Some things I have tried:

• Grouping like arguments with each other. Wolfram Alpha gives $$\cos{\frac{x}{2}} + \sqrt{3}\sin{\frac{x}{2}} = 2\sin{\left(\frac{x}{2} + \frac{\pi}{6}\right)}$$but I don't know how to derive that myself or do a similar thing with the $3x$.
• Write $3x$ as $6\frac{x}{2}$ and then using the triple and double angle formulas, but that is much too tedious and there has to be a more efficient way.
• Rewriting $\sqrt{3}$ as $2\sin{\frac{\pi}{3}}$ and then expanding and trying to use the product-to-sum formulas, and then finally grouping like terms and then using the sum-to-product formulas, but that didn't work either.

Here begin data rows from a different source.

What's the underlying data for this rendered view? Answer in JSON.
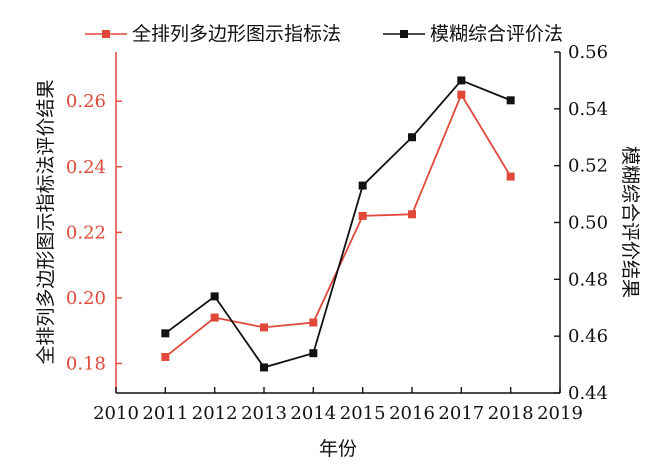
{
  "chart_data": {
    "type": "line",
    "title": "",
    "xlabel": "年份",
    "ylabel_left": "全排列多边形图示指标法评价结果",
    "ylabel_right": "模糊综合评价结果",
    "x_ticks": [
      "2010",
      "2011",
      "2012",
      "2013",
      "2014",
      "2015",
      "2016",
      "2017",
      "2018",
      "2019"
    ],
    "xlim": [
      2010,
      2019
    ],
    "y_left_ticks": [
      "0.18",
      "0.20",
      "0.22",
      "0.24",
      "0.26"
    ],
    "y_left_lim": [
      0.171,
      0.275
    ],
    "y_right_ticks": [
      "0.44",
      "0.46",
      "0.48",
      "0.50",
      "0.52",
      "0.54",
      "0.56"
    ],
    "y_right_lim": [
      0.44,
      0.56
    ],
    "grid": false,
    "legend_position": "top",
    "series": [
      {
        "name": "全排列多边形图示指标法",
        "axis": "left",
        "color": "#e0493a",
        "marker": "square",
        "x": [
          2011,
          2012,
          2013,
          2014,
          2015,
          2016,
          2017,
          2018
        ],
        "values": [
          0.182,
          0.194,
          0.191,
          0.1925,
          0.225,
          0.2255,
          0.262,
          0.237
        ]
      },
      {
        "name": "模糊综合评价法",
        "axis": "right",
        "color": "#111111",
        "marker": "square",
        "x": [
          2011,
          2012,
          2013,
          2014,
          2015,
          2016,
          2017,
          2018
        ],
        "values": [
          0.461,
          0.474,
          0.449,
          0.454,
          0.513,
          0.53,
          0.55,
          0.543
        ]
      }
    ]
  }
}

I feel like I'm overthinking this, so any help or insights would be useful.

Answer 1

$$\cos{\frac{x}{2}} +\sin(3x) + \sqrt{3}\left(\sin\frac{x}{2} + \cos(3x)\right)$$

$$=\cos{\frac{x}{2}} + \sqrt{3}\sin\frac{x}{2} +\sin(3x) + \sqrt{3}\cos(3x)$$

$$=2\left(\frac{1}{2}\cos\frac{x}{2} + \frac{\sqrt{3}}{2}\sin\frac{x}{2} +\frac{1}{2}\sin(3x) + \frac{\sqrt{3}}{2}\cos(3x)\right)$$

Note that $\frac{1}{2}=\sin\frac{\pi}{6}$ and $\frac{\sqrt{3}}{2}=\cos\frac{\pi}{6}$ so:

$$=2\left(\sin\frac{\pi}{6}\cos\frac{x}{2} + \cos\frac{\pi}{6}\sin\frac{x}{2} +\sin\frac{\pi}{6}\sin(3x) + \cos\frac{\pi}{6}\cos(3x)\right)$$

Then using Addition Theorem:

$$=2\left(\sin\left(\frac{x}{2}+\frac{\pi}{6}\right)+\cos\left(3x-\frac{\pi}{6}\right)\right)$$

$$=2\left(\sin\left(\frac{x}{2}+\frac{\pi}{6}\right)+\sin\left(3x+\frac{\pi}{3}\right)\right)$$

Then using Sums to Products:

$$=4\left(\sin\left(\frac{\frac{x}{2}+\frac{\pi}{6}+3x+\frac{\pi}{3}}{2}\right)\cos\left(\frac{\frac{x}{2}+\frac{\pi}{6}-3x-\frac{\pi}{3}}{2}\right)\right)$$

$$=4\sin\left(\frac{7x+\pi}{4}\right)\cos\left(\frac{-15x-\pi}{12}\right)$$

Answer 2

First of all $$ A\cos\alpha+B\sin\alpha=\sqrt{A^2+B^2}\left(\frac{A}{\sqrt{A^2+B^2}}\cos\alpha+\frac{B}{\sqrt{A^2+B^2}}\sin\alpha\right)\\ =\sqrt{A^2+B^2}(\sin\beta\cos\alpha+\cos\beta\sin\alpha)=\sqrt{A^2+B^2}\sin(\beta+\alpha) $$ you only have to find $\beta$ such that $$ \left\{ \begin{align} \sin\beta&=\frac{A}{\sqrt{A^2+B^2}}\\ \cos\beta&=\frac{B}{\sqrt{A^2+B^2}} \end{align} \right. $$ Next, use Sum to product identities.